In [1]:
from pathlib import Path
from pprint import pprint

# for array operations
import numpy as np

# for plotting
import matplotlib.pyplot as plt

# for panel data
import pandas as pd
pd.set_option("display.max_columns", None) # allow all columns to be displayed
pd.set_option("display.max_rows", None) # allow all rows to be displayed

# if JSON file containing header data is not available, 
# we need a packaged version of our PL2 file reader 
# to extract information that BombCell needs
# import pypl2

# force notebook to reload modules automatically
# when executing user code
%load_ext autoreload
%autoreload 2

# import bombcell package
import bombcell as bc

  from .autonotebook import tqdm as notebook_tqdm


In [2]:
# define paths
root_dir = Path(r"/Users/jf5479/Downloads/")

# find kilosort directory
ks_dir = list(root_dir.glob("**/params.py"))[0].parent # NOTE: This assumes there is only one kilosort4 directory inside the root directory

# bombcell's convention is to save its data inside the kilosort directory. 
# we can put it somewhere else if needed.
save_path = ks_dir / "bombcell" # We can put this somewhere else if necessary

# bombcell requires a function called gain_to_uV which is related to 
# the m_coeffToConvertToUnits field available in the PL2 file format's
# analog channel headers.
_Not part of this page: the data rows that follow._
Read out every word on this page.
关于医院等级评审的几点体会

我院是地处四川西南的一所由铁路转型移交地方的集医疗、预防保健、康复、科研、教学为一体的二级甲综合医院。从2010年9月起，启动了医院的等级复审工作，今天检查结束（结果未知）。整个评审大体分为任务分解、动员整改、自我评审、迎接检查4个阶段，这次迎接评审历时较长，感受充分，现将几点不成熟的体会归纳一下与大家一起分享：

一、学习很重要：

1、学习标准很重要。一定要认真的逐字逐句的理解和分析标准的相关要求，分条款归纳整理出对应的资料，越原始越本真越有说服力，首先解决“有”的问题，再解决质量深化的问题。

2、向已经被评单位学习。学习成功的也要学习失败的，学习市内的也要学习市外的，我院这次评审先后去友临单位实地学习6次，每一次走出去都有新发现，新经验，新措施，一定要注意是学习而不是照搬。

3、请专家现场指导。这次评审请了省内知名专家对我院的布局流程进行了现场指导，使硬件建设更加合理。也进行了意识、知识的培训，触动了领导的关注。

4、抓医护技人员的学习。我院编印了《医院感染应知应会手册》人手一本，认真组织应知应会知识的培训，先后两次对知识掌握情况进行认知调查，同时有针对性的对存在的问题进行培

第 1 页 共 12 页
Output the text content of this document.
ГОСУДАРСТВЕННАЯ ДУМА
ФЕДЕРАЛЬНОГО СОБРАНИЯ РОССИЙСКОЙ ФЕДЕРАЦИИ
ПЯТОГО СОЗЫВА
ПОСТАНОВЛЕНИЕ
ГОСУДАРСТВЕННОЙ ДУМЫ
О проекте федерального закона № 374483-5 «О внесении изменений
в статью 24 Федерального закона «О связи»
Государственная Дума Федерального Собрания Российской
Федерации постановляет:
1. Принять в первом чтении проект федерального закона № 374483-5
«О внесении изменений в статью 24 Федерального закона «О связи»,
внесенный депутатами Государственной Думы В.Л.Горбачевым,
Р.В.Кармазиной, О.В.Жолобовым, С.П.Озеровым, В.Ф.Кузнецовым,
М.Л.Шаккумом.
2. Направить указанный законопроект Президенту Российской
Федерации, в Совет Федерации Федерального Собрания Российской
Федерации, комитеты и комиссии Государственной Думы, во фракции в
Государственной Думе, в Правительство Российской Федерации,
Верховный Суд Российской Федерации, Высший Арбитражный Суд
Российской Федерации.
If the JSON file is not available, we need 
# to get the information we require from the PL2 directly.
#pl2_file_path = list(root_dir.glob("*.pl2"))[0]

# bombcell requires a binary file in raw-interleaved format from which to
# extract waveforms. Our RIL .bin files contain completely raw wideband data - 
# unfiltered without common average referencing or drift correction. Pointing
# BombCell to the .bin files would be a mistake. It would be better to point
# it at temp_wh.dat instead - this is generated by Kilosort after drift correction,
# filtering, and common average referencing have been applied.
dat_file_path = None #ks_dir / "temp_wh.dat"

In [3]:
# retrieve gain_to_uV directly from PL2
# pl2 = pypl2.PL2FileReader(str(pl2_file_path))
# channel_name = pl2.get_source_channel_names("WB")[0]
# gain_to_V = pl2.get_analog_channel_info(channel_name=channel_name).coeff_to_convert_to_units
# gain_to_uV = gain_to_V * 1.e6 # convert from volts to microvolts

# an alternative would be to extract this information from the header .json file generated by SDP

# hard coded for now
gain_to_uV = 0.18317874024609845

In [4]:
# load default parameters
param = bc.get_default_parameters(
    kilosort_path=ks_dir, 
    raw_file=dat_file_path, 
    gain_to_uV=gain_to_uV
    )

In [5]:
# set recording setup parameters

# Plexon records wideband data at 40 kHz.
param["ephys_sample_rate"] = 40000

# The number of channels in temp_wh.dat reflects how many channels were "bad". 
# The easiest way to supply the correct number of channels is by counting the
# number of channels in channel_map.npy
# params.py file that gets outputted by Kilosort4.
channel_map = np.load(ks_dir / "channel_map.npy")
param["nChannels"] = len(channel_map)

# Unlike NeuroPixels, PL2 files do not include Sync channels
param["nSyncChannels"] = 0

In [6]:
# Some setup parameters control whether values are recalculated on successive runs
param["reextractRaw"] = False #True                    # default is False
param["recomputeDuplicateSpikes"]  = True       # default is False



In [7]:
# some setup parameters control whether certain BombCell operations take place
param["removeDuplicates"] = False               # default is False
param["detrendWaveform"] = True                 # default is True
param["decompress_data"] = False                # default is True (though compressed data is not always present)
param["computeTimeChunks"] = False              # default is False
param["computeDrift"] = False                   # default is False
param["computeSpatialDecay"] = True             # default is True, but this will be overridden because SiNAPS y-pitch is 30 um
param["computeDistanceMetrics"] = True          # default is False
param["splitGoodAndMua_NonSomatic"] = False     # default is False
param["keep_only_somatic"] = True               # default is True - this is a placeholder because the parameter is defined but not used anywhere

In [8]:
# The default value for duplicateSpikeWindow_s does not make sense given our sample rate (only matters if param["removeDuplicates"] = True)
param["duplicateSpikeWindow_s"] = 25.0e-6

In [9]:
# Run bombcell with this command
quality_metrics, param, unit_type, unit_type_string = bc.run_bombcell(ks_dir, save_path, param)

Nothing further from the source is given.